After a while, here is an update of my experiments with the UDHR corpus.
I have added a fourth property: the percentage of words starting with the most frequent symbol. E.g. in the string:
aa aba caa addd
the value is 75% (3 of 4 words starting with the most frequent symbol "a")
I have also added another Voynich dataset: the first 13,000 characters of the Currier-D'Imperio transcription (I extracted the data from one of Rene's IVTT files); the length of the sample is comparable with the average length of UDHR files.
The Voynich data-sets I now consider are:
_C-D_13K the Currier-D'Imperio file described above
_EVA_ZL_ALL Zandbergen-Landini whole transcription of the manuscript
_NEAL_A Currier A subset of Takahashi's transcription, modified as suggested by Philip Neal
_NEAL_B same as above for Currier B
These correspond to the blue diamonds in the plots.
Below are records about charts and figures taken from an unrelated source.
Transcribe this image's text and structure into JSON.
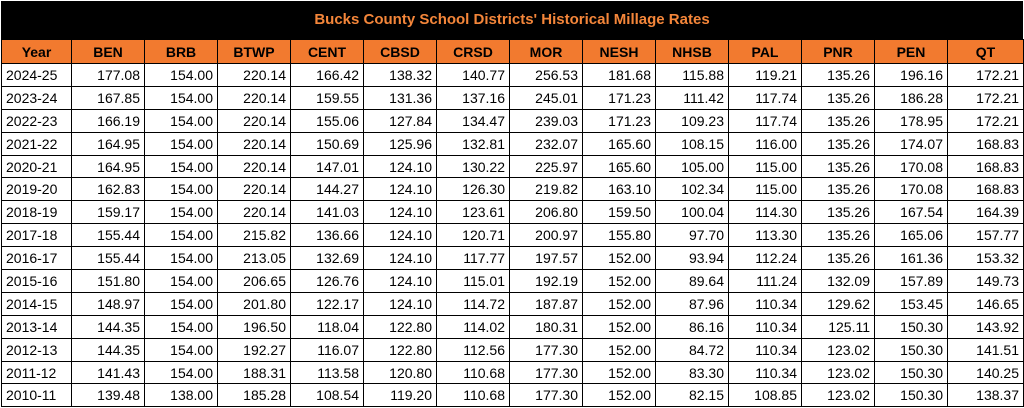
{
  "title": "Bucks County School Districts' Historical Millage Rates",
  "colors": {
    "header_bg": "#f27a2f",
    "title_bg": "#000000",
    "title_text": "#f4863a"
  },
  "columns": [
    "Year",
    "BEN",
    "BRB",
    "BTWP",
    "CENT",
    "CBSD",
    "CRSD",
    "MOR",
    "NESH",
    "NHSB",
    "PAL",
    "PNR",
    "PEN",
    "QT"
  ],
  "rows": [
    [
      "2024-25",
      "177.08",
      "154.00",
      "220.14",
      "166.42",
      "138.32",
      "140.77",
      "256.53",
      "181.68",
      "115.88",
      "119.21",
      "135.26",
      "196.16",
      "172.21"
    ],
    [
      "2023-24",
      "167.85",
      "154.00",
      "220.14",
      "159.55",
      "131.36",
      "137.16",
      "245.01",
      "171.23",
      "111.42",
      "117.74",
      "135.26",
      "186.28",
      "172.21"
    ],
    [
      "2022-23",
      "166.19",
      "154.00",
      "220.14",
      "155.06",
      "127.84",
      "134.47",
      "239.03",
      "171.23",
      "109.23",
      "117.74",
      "135.26",
      "178.95",
      "172.21"
    ],
    [
      "2021-22",
      "164.95",
      "154.00",
      "220.14",
      "150.69",
      "125.96",
      "132.81",
      "232.07",
      "165.60",
      "108.15",
      "116.00",
      "135.26",
      "174.07",
      "168.83"
    ],
    [
      "2020-21",
      "164.95",
      "154.00",
      "220.14",
      "147.01",
      "124.10",
      "130.22",
      "225.97",
      "165.60",
      "105.00",
      "115.00",
      "135.26",
      "170.08",
      "168.83"
    ],
    [
      "2019-20",
      "162.83",
      "154.00",
      "220.14",
      "144.27",
      "124.10",
      "126.30",
      "219.82",
      "163.10",
      "102.34",
      "115.00",
      "135.26",
      "170.08",
      "168.83"
    ],
    [
      "2018-19",
      "159.17",
      "154.00",
      "220.14",
      "141.03",
      "124.10",
      "123.61",
      "206.80",
      "159.50",
      "100.04",
      "114.30",
      "135.26",
      "167.54",
      "164.39"
    ],
    [
      "2017-18",
      "155.44",
      "154.00",
      "215.82",
      "136.66",
      "124.10",
      "120.71",
      "200.97",
      "155.80",
      "97.70",
      "113.30",
      "135.26",
      "165.06",
      "157.77"
    ],
    [
      "2016-17",
      "155.44",
      "154.00",
      "213.05",
      "132.69",
      "124.10",
      "117.77",
      "197.57",
      "152.00",
      "93.94",
      "112.24",
      "135.26",
      "161.36",
      "153.32"
    ],
    [
      "2015-16",
      "151.80",
      "154.00",
      "206.65",
      "126.76",
      "124.10",
      "115.01",
      "192.19",
      "152.00",
      "89.64",
      "111.24",
      "132.09",
      "157.89",
      "149.73"
    ],
    [
      "2014-15",
      "148.97",
      "154.00",
      "201.80",
      "122.17",
      "124.10",
      "114.72",
      "187.87",
      "152.00",
      "87.96",
      "110.34",
      "129.62",
      "153.45",
      "146.65"
    ],
    [
      "2013-14",
      "144.35",
      "154.00",
      "196.50",
      "118.04",
      "122.80",
      "114.02",
      "180.31",
      "152.00",
      "86.16",
      "110.34",
      "125.11",
      "150.30",
      "143.92"
    ],
    [
      "2012-13",
      "144.35",
      "154.00",
      "192.27",
      "116.07",
      "122.80",
      "112.56",
      "177.30",
      "152.00",
      "84.72",
      "110.34",
      "123.02",
      "150.30",
      "141.51"
    ],
    [
      "2011-12",
      "141.43",
      "154.00",
      "188.31",
      "113.58",
      "120.80",
      "110.68",
      "177.30",
      "152.00",
      "83.30",
      "110.34",
      "123.02",
      "150.30",
      "140.25"
    ],
    [
      "2010-11",
      "139.48",
      "138.00",
      "185.28",
      "108.54",
      "119.20",
      "110.68",
      "177.30",
      "152.00",
      "82.15",
      "108.85",
      "123.02",
      "150.30",
      "138.37"
    ]
  ]
}
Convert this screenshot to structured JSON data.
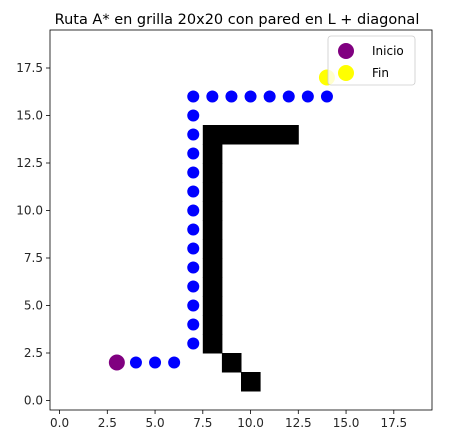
{
  "chart_data": {
    "type": "grid-path",
    "title": "Ruta A* en grilla 20x20 con pared en L + diagonal",
    "grid_size": [
      20,
      20
    ],
    "xlim": [
      -0.5,
      19.5
    ],
    "ylim": [
      19.5,
      -0.5
    ],
    "y_inverted": true,
    "xticks": [
      0,
      2.5,
      5,
      7.5,
      10,
      12.5,
      15,
      17.5
    ],
    "xtick_labels": [
      "0.0",
      "2.5",
      "5.0",
      "7.5",
      "10.0",
      "12.5",
      "15.0",
      "17.5"
    ],
    "yticks": [
      0,
      2.5,
      5,
      7.5,
      10,
      12.5,
      15,
      17.5
    ],
    "ytick_labels": [
      "0.0",
      "2.5",
      "5.0",
      "7.5",
      "10.0",
      "12.5",
      "15.0",
      "17.5"
    ],
    "grid": false,
    "legend_position": "top-right",
    "wall_color": "#000000",
    "path_color": "#0000ff",
    "walls": [
      [
        10,
        2
      ],
      [
        9,
        3
      ],
      [
        8,
        4
      ],
      [
        8,
        5
      ],
      [
        8,
        6
      ],
      [
        8,
        7
      ],
      [
        8,
        8
      ],
      [
        8,
        9
      ],
      [
        8,
        10
      ],
      [
        8,
        11
      ],
      [
        8,
        12
      ],
      [
        8,
        13
      ],
      [
        8,
        14
      ],
      [
        8,
        15
      ],
      [
        9,
        15
      ],
      [
        10,
        15
      ],
      [
        11,
        15
      ],
      [
        12,
        15
      ]
    ],
    "path": [
      [
        4,
        2
      ],
      [
        5,
        2
      ],
      [
        6,
        2
      ],
      [
        7,
        3
      ],
      [
        7,
        4
      ],
      [
        7,
        5
      ],
      [
        7,
        6
      ],
      [
        7,
        7
      ],
      [
        7,
        8
      ],
      [
        7,
        9
      ],
      [
        7,
        10
      ],
      [
        7,
        11
      ],
      [
        7,
        12
      ],
      [
        7,
        13
      ],
      [
        7,
        14
      ],
      [
        7,
        15
      ],
      [
        7,
        16
      ],
      [
        8,
        16
      ],
      [
        9,
        16
      ],
      [
        10,
        16
      ],
      [
        11,
        16
      ],
      [
        12,
        16
      ],
      [
        13,
        16
      ],
      [
        14,
        16
      ]
    ],
    "start": {
      "x": 3,
      "y": 2,
      "color": "#800080"
    },
    "end": {
      "x": 14,
      "y": 17,
      "color": "#ffff00"
    },
    "legend": [
      {
        "label": "Inicio",
        "color": "#800080"
      },
      {
        "label": "Fin",
        "color": "#ffff00"
      }
    ]
  }
}
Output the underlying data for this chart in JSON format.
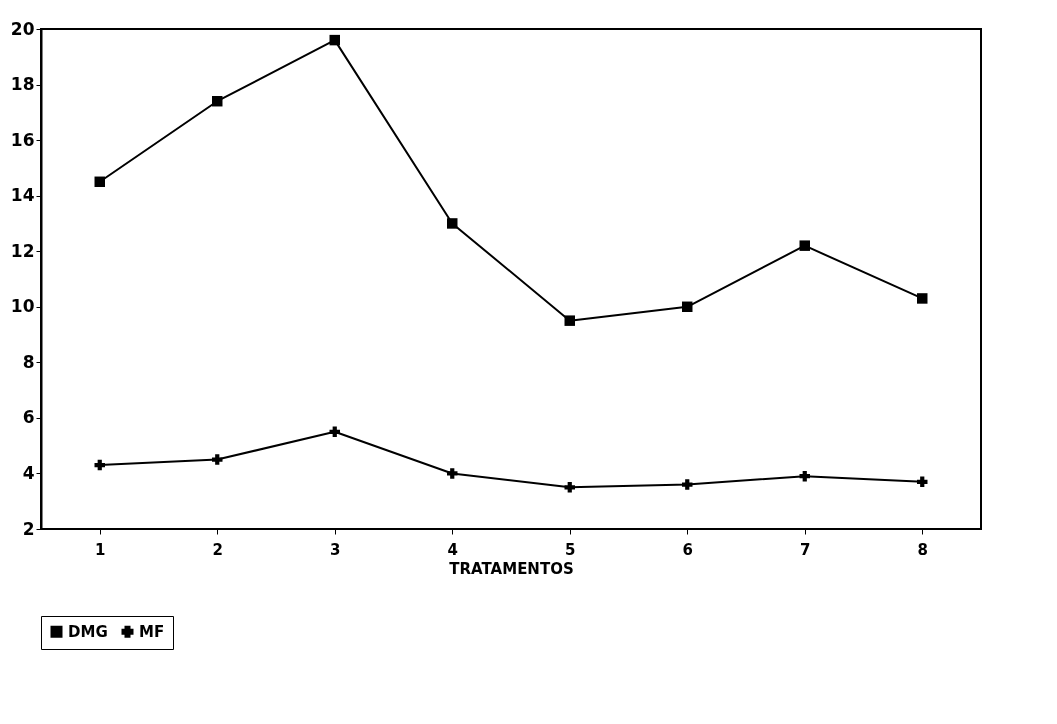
{
  "chart_data": {
    "type": "line",
    "xlabel": "TRATAMENTOS",
    "categories": [
      "1",
      "2",
      "3",
      "4",
      "5",
      "6",
      "7",
      "8"
    ],
    "series": [
      {
        "name": "DMG",
        "color": "#000000",
        "marker": "square",
        "values": [
          14.5,
          17.4,
          19.6,
          13.0,
          9.5,
          10.0,
          12.2,
          10.3
        ]
      },
      {
        "name": "MF",
        "color": "#000000",
        "marker": "cross",
        "values": [
          4.3,
          4.5,
          5.5,
          4.0,
          3.5,
          3.6,
          3.9,
          3.7
        ]
      }
    ],
    "ylim": [
      2,
      20
    ],
    "yticks": [
      2,
      4,
      6,
      8,
      10,
      12,
      14,
      16,
      18,
      20
    ],
    "legend": "bottom",
    "grid": false
  }
}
I have matched each UDHR file against four measures:
- ENT1: 1st order entropy
- COND: conditional entropy
- REP1000: number of word repetitions for 1000 words. I have updated this count to include repetitions in which the two occurrences are separated by a dash (in addition to repetitions separated by a space). Reduplications with no separation (like "purpur") are also included.
- %_INIT_MOST_FREQ: percentage of words starting with the most frequent character
Entropy graphs (the second one "zooms" into the VMS area). As is well known, most languages have higher entropy values than Voynichese.
REP1000 / %_INIT_MOST_FREQ graphs. Most languages cluster near the origin, with zero repetition and less than 10% of words starting with the most frequent character.
The five best matches are (by increasing distance from the VMS samples):
1.16 hms Hmong, Southern Qiandong (China)
1.53 auc Waorani (Ecuador)
1.66 pam Pampangan (Philippines)
1.89 cot Caquinte (Peru)
1.99 rar Rarotongan (Polynesia)
These correspond to the green circles in the plots.
Both the numeric distance and the plots should make clear that hms Hmong is better than all the other UDHR samples, according to these specific measures.
These languages are from very different places. Geographically, none of these languages looks likely for the VMS, but I am considering looking into some on them, in order to understand the kind of phenomena that can result in Voynich-like texts.
I have manually selected these six languages as the closest ones that are also geographically European or close to Europe:
3.13 gla Gaelic, Scottish
3.48 gle Gaelic, Irish
3.52 hye Armenian
3.65 ydd Yiddish, Eastern
3.74 nld Dutch
3.77 eus Basque Euskara
These correspond to the orange circles in the plots.
The best one (Scottish Gaelic) only ranks 77th among the 378 language I considered. These European candidates perform quite poorly in the entropy plot and also in the repetition measure. The Basque UDHR text has three instances of exactly repeated words: I am fairly sure that word repetition is an actual linguistic phenomenon in Basque (see for instance You are not allowed to view links.
Register or
Login to view. and You are not allowed to view links.
Register or
Login to view.) but the evidence suggests that the phenomenon is considerably more frequent in Voynichese.
On the other hand, the two variants of Gaelic are good matches in terms of words beginning with the most frequent symbol: both have several short function words starting with a-. Armenian and Eastern Yiddish also perform rather well according to this measure. But these four languages do not seem to make use of word repetition. The result is that, also in the second plot, all European languages appear to be rather distant from the VMS samples.
I also manually selected three languages (yellow circles) that are somehow intermediate between the green and orange samples: they fit slightly better than the orange circles and they are slightly closer to Europe than the green circles.
2.30 plt Malagasy, Plateau (Madagascar)
2.40 flm Chin, Falam (Southeast Asia)
2.69 njo Naga, Ao (North-East India)
Even if the results are still negative, I believe this research is promising: with whatever system the VMS was created, if it has a linguistic meaning, it is very likely to be expressed in a language that has a close relative in the UDHR corpus. Assuming that this is the case, why are the results negative? There are several non mutually exclusive explanations, for instance:
- We have not found the right set of statistical properties yet.
- Our geographical assumptions are wrong (e.g. Voynichese is a close relative of Hmong).
- The encoding used in the manuscript is not directly comparable with the writing system used in the UDHR (e.g. the ms is written in a complex cipher that scrambles the statistics; or the ms is written alphabetically while the corresponding language in the UDHR is written syllabically).